It was raining when Chris and I set off for our walk at seven in the morning but we didn’t mind – the rain was light like a refreshing shower that settles momentarily on your skin and disappears in the breeze before it has a chance to collect and stream. (Incidentally, the Australia government ought to pay me for coming over because I always bring the rain, sometimes too much, especially in the form of cyclones – there are two gathering force out at sea right now!) Anyway, Chris wanted to familiarise himself with the locale of our host so we trekked up the steep hill outside Roland’s house, as far as we could go until the road ran out; then we went down to the bottom and followed the road to the right, past beautiful houses with perfectly kept lawns and dogs behind fences to ward off the passers-by, until that road, too, ran out.
The sun came out and a rainbow boded well. We walked straight ahead to Stubbin Street and took a left, past a mansion in the Queenslander style, and past the two Alsatian dogs that lived there and let us know we were not wanted.
“Good boys, good boys,” I said with a certain amount of confidence considering we were safely on the other side of iron bars.
“Why did you say that?” Chris asked.
“To stop them from barking,” I explained.

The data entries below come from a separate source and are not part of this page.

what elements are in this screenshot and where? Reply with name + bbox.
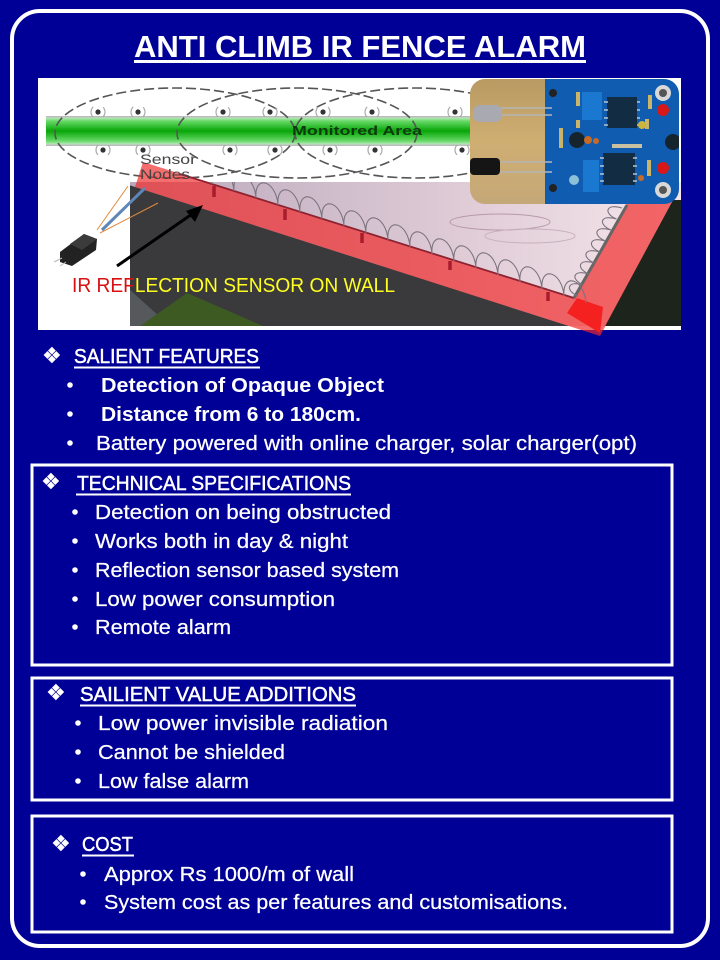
razor wire coil: [212, 169, 622, 303]
cost list: System cost as per features and customisations.: [104, 891, 568, 914]
value additions list: Low false alarm: [98, 770, 249, 793]
photo: IR sensor circuit board: [470, 79, 681, 204]
heading: salient features: SALIENT FEATURES: [74, 345, 259, 368]
wall sensor caption: IR REFLECTION SENSOR ON WALL: [72, 275, 395, 297]
panel: cost: [32, 816, 672, 932]
heading: technical specifications: TECHNICAL SPECIFICATIONS: [77, 472, 351, 495]
panel: technical specifications: [32, 465, 672, 665]
icon: diamond bullet: ❖: [51, 832, 71, 857]
sensor nodes label: Sensor: [140, 151, 196, 167]
heading: cost: COST: [82, 833, 133, 856]
specification list: [72, 501, 399, 639]
sensor node icons: [91, 105, 469, 157]
cost list: Approx Rs 1000/m of wall: [104, 863, 354, 886]
feature list: Detection of Opaque Object: [101, 374, 384, 397]
panel: illustration of wall sensors: [38, 78, 681, 336]
monitored area label: Monitored Area: [292, 123, 423, 138]
feature list: [67, 374, 637, 455]
sensor beam lines: [97, 186, 158, 233]
red wall coping: [135, 162, 673, 336]
icon: diamond bullet: ❖: [42, 344, 62, 369]
icon: IR sensor module: [54, 234, 97, 266]
sensor nodes label: Nodes: [140, 166, 190, 182]
specification list: Remote alarm: [95, 616, 231, 639]
sensor nodes label: [140, 151, 196, 182]
feature list: Battery powered with online charger, solar charger(opt): [96, 432, 637, 455]
specification list: Reflection sensor based system: [95, 559, 399, 582]
specification list: Low power consumption: [95, 588, 335, 611]
value additions list: Cannot be shielded: [98, 741, 285, 764]
value additions list: [75, 712, 388, 793]
specification list: Works both in day & night: [95, 530, 348, 553]
sensor coverage ellipses: [55, 88, 535, 178]
cost list: [80, 863, 568, 914]
black arrow: [117, 205, 203, 266]
section: salient features: [42, 344, 637, 455]
value additions list: Low power invisible radiation: [98, 712, 388, 735]
title: ANTI CLIMB IR FENCE ALARM: [134, 29, 586, 64]
icon: diamond bullet: ❖: [46, 681, 66, 706]
feature list: Distance from 6 to 180cm.: [101, 403, 361, 426]
icon: diamond bullet: ❖: [41, 470, 61, 495]
heading: value additions: SAILIENT VALUE ADDITIONS: [80, 683, 356, 706]
monitored area band: [46, 116, 472, 146]
specification list: Detection on being obstructed: [95, 501, 391, 524]
wall scene: [130, 162, 681, 336]
panel: value additions: [32, 678, 672, 800]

“That won’t stop them,” he asserted.
The dogs became quiet and lost interest, letting us walk on in peace, and I felt very happy that I was now an experienced dog person who understood dog psychology. I wondered if Chris was in awe of my wisdom in dog matters. Hand-in-hand we continued, past more beautiful houses and gardens, to where the road ended with a red cone and a large cattle grid to bar the way ahead to all but the most hardy and inquisitive of walkers. We were curious and we wore stout trainers – we crossed the grid.
As it happens, the cattle grid was a ‘time gate’ (for lack of a better term), and within a few yards it seemed that we were in a bygone age. The tarmac ended in a round full stop like a helicopter pad and beyond that was grass and pristine bush land, and a dirt road. We entered the road about two-thirds of the way up the hillside. Where the road meandered down into the valley some cows, small in the distance, grazed in grassland not attached to a homestead, but if there were a farmhouse it would surely have come out of the nineteenth century. We needed to get back – we had been out for an hour and the others would have been awaiting our return – so we decided to go both up and down the road in equally short measure in order to satisfy our curiosity to some degree, with the intention of making another exploration in the near future.
“Look at that!” Chris said glancing to his right on the way down.
As you will see from the photographs we discovered an old “Cobb & Co.” siding complete with notice board and adverts for the gold-diggers from the eighteen-fifties. Indeed, a little farther on we found the signs for the gold-fields (we almost got gold-fever – I began to think of buying a gold pan!).
Roland seems to think that Chris and I had stumbled upon a special centre designed for modern day school children so that they can experience what it was like in the olden days. How disappointing – we thought we had walked through a time warp!